North Korea

China, Russia Call for Ending North Korea Sanctions

Written by SK Ashby

While there's anecdotal evidence that China and Russia have not gone to great lengths to enforce sanctions against North Korea and may have even helped the Kim regime avoid sanctions, the two countries had not formally called for rolling back sanctions until now.

China and Russia called for rolling back the sanctions they helped pass at the United Nations and their publicly-stated reason for doing so is one that Trump set up for them.

On Monday China and Russia proposed that the United Nations Security Council lift a ban on North Korea exporting statues, seafood and textiles, and ease restrictions on infrastructure projects and North Koreans working overseas, according to a draft resolution seen by Reuters. [...]

Last week, China’s ambassador to the U.N. said a major cause of the deadlock and rising tensions was a failure to respond to “positive steps” taken by North Korea toward denuclearisation.

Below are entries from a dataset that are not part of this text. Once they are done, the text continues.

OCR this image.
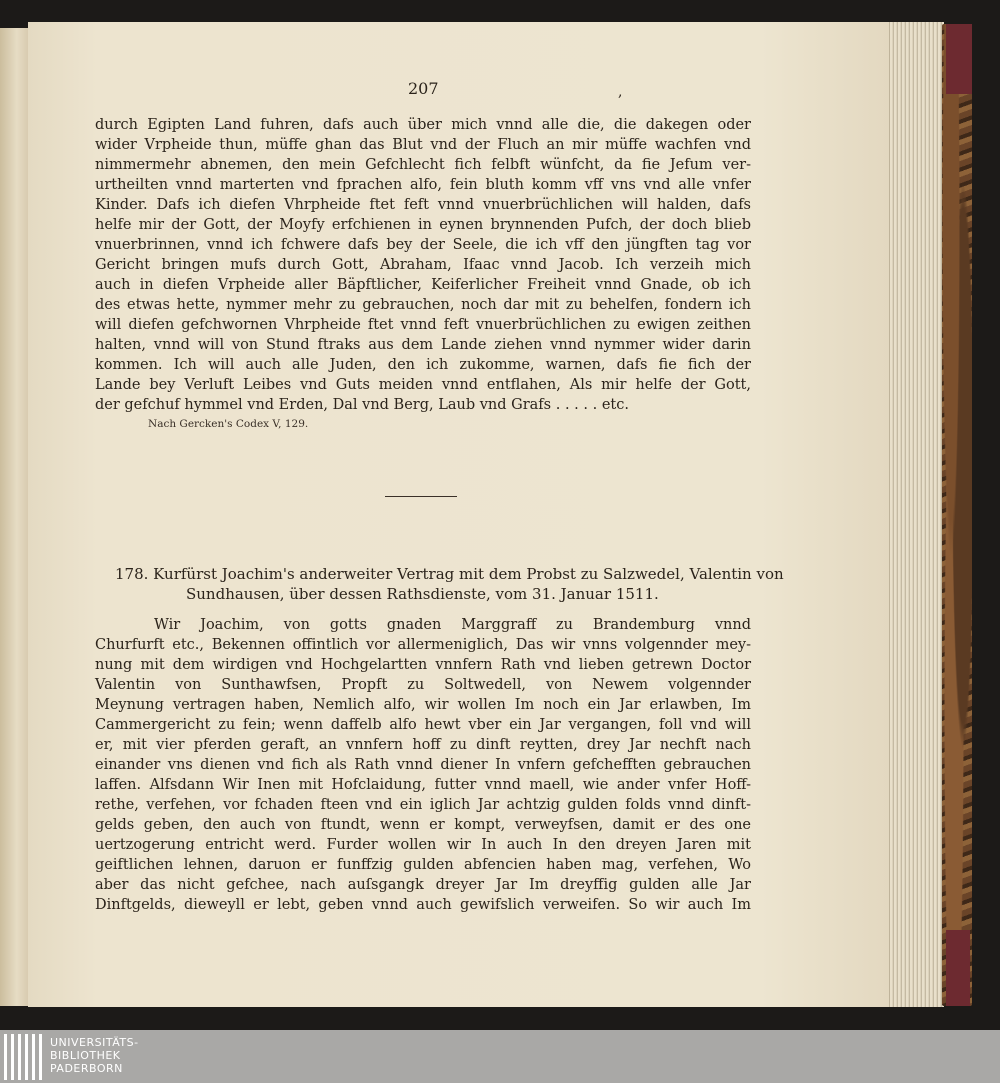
207	,
durch Egipten Land fuhren, dafs auch über mich vnnd alle die, die dakegen oder
wider Vrpheide thun, müffe ghan das Blut vnd der Fluch an mir müffe wachfen vnd
nimmermehr abnemen, den mein Gefchlecht fich felbft wünfcht, da fie Jefum ver-
urtheilten vnnd marterten vnd fprachen alfo, fein bluth komm vff vns vnd alle vnfer
Kinder. Dafs ich diefen Vhrpheide ftet feft vnnd vnuerbrüchlichen will halden, dafs
helfe mir der Gott, der Moyfy erfchienen in eynen brynnenden Pufch, der doch blieb
vnuerbrinnen, vnnd ich fchwere dafs bey der Seele, die ich vff den jüngften tag vor
Gericht bringen mufs durch Gott, Abraham, Ifaac vnnd Jacob. Ich verzeih mich
auch in diefen Vrpheide aller Bäpftlicher, Keiferlicher Freiheit vnnd Gnade, ob ich
des etwas hette, nymmer mehr zu gebrauchen, noch dar mit zu behelfen, fondern ich
will diefen gefchwornen Vhrpheide ftet vnnd feft vnuerbrüchlichen zu ewigen zeithen
halten, vnnd will von Stund ftraks aus dem Lande ziehen vnnd nymmer wider darin
kommen. Ich will auch alle Juden, den ich zukomme, warnen, dafs fie fich der
Lande bey Verluft Leibes vnd Guts meiden vnnd entflahen, Als mir helfe der Gott,
der gefchuf hymmel vnd Erden, Dal vnd Berg, Laub vnd Grafs . . . . . etc.
Nach Gercken's Codex V, 129.
178. Kurfürst Joachim's anderweiter Vertrag mit dem Probst zu Salzwedel, Valentin von
Sundhausen, über dessen Rathsdienste, vom 31. Januar 1511.
Wir Joachim, von gotts gnaden Marggraff zu Brandemburg vnnd
Churfurft etc., Bekennen offintlich vor allermeniglich, Das wir vnns volgennder mey-
nung mit dem wirdigen vnd Hochgelartten vnnfern Rath vnd lieben getrewn Doctor
Valentin von Sunthawfsen, Propft zu Soltwedell, von Newem volgennder
Meynung vertragen haben, Nemlich alfo, wir wollen Im noch ein Jar erlawben, Im
Cammergericht zu fein; wenn daffelb alfo hewt vber ein Jar vergangen, foll vnd will
er, mit vier pferden geraft, an vnnfern hoff zu dinft reytten, drey Jar nechft nach
einander vns dienen vnd fich als Rath vnnd diener In vnfern gefchefften gebrauchen
laffen. Alfsdann Wir Inen mit Hofclaidung, futter vnnd maell, wie ander vnfer Hoff-
rethe, verfehen, vor fchaden fteen vnd ein iglich Jar achtzig gulden folds vnnd dinft-
gelds geben, den auch von ftundt, wenn er kompt, verweyfsen, damit er des one
uertzogerung entricht werd. Furder wollen wir In auch In den dreyen Jaren mit
geiftlichen lehnen, daruon er funffzig gulden abfencien haben mag, verfehen, Wo
aber das nicht gefchee, nach auſsgangk dreyer Jar Im dreyffig gulden alle Jar
Dinftgelds, dieweyll er lebt, geben vnnd auch gewifslich verweifen. So wir auch Im
UNIVERSITÄTS-
BIBLIOTHEK
PADERBORN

“The Russia-China initiative at UNSC is likely coordinated with Pyongyang as the proposal reflects North Korea’s demands to be rewarded for the concessions it has already taken,” said Artyom Lukin, a professor at Far Eastern Federal University in Vladivostok. “Pyongyang’s recent threats of escalatory action are now backed by the Sino-Russian diplomatic offensive.”

North Korea has not actually taken any significant steps toward denuclearization and China knows that, but Donald Trump has repeatedly insisted over the past two years that Kim Jong-un was taking those steps.

Trump has told the world that his relationship with Kim is great. They "fell in love," Trump once said, but their brief marriage was mostly one-sided. Kim may have loved Trump for how useful of a tool he is, but nothing more.

The United States has not formally or officially rewarded North Korea through changes in policy for any of the steps Trump says they've taken because none of it is actually true. American intelligence knows that North Korea has not discontinued its nuclear weapons program and that public gestures taken by the Kim regime, such as partially dismantling test sites, were just for show and not signs of a real commitment to disarming. And that's a commitment they've never actually made, we should add.

But none of it has to be true. China and Russia can use Trump's words and the legitimacy he provided to Kim Jong-un to now publicly support Kim even if Kim has only added more weapons to his stockpile.

I will be surprised if North Korea does not conduct a weapons test of some description over the American holiday break.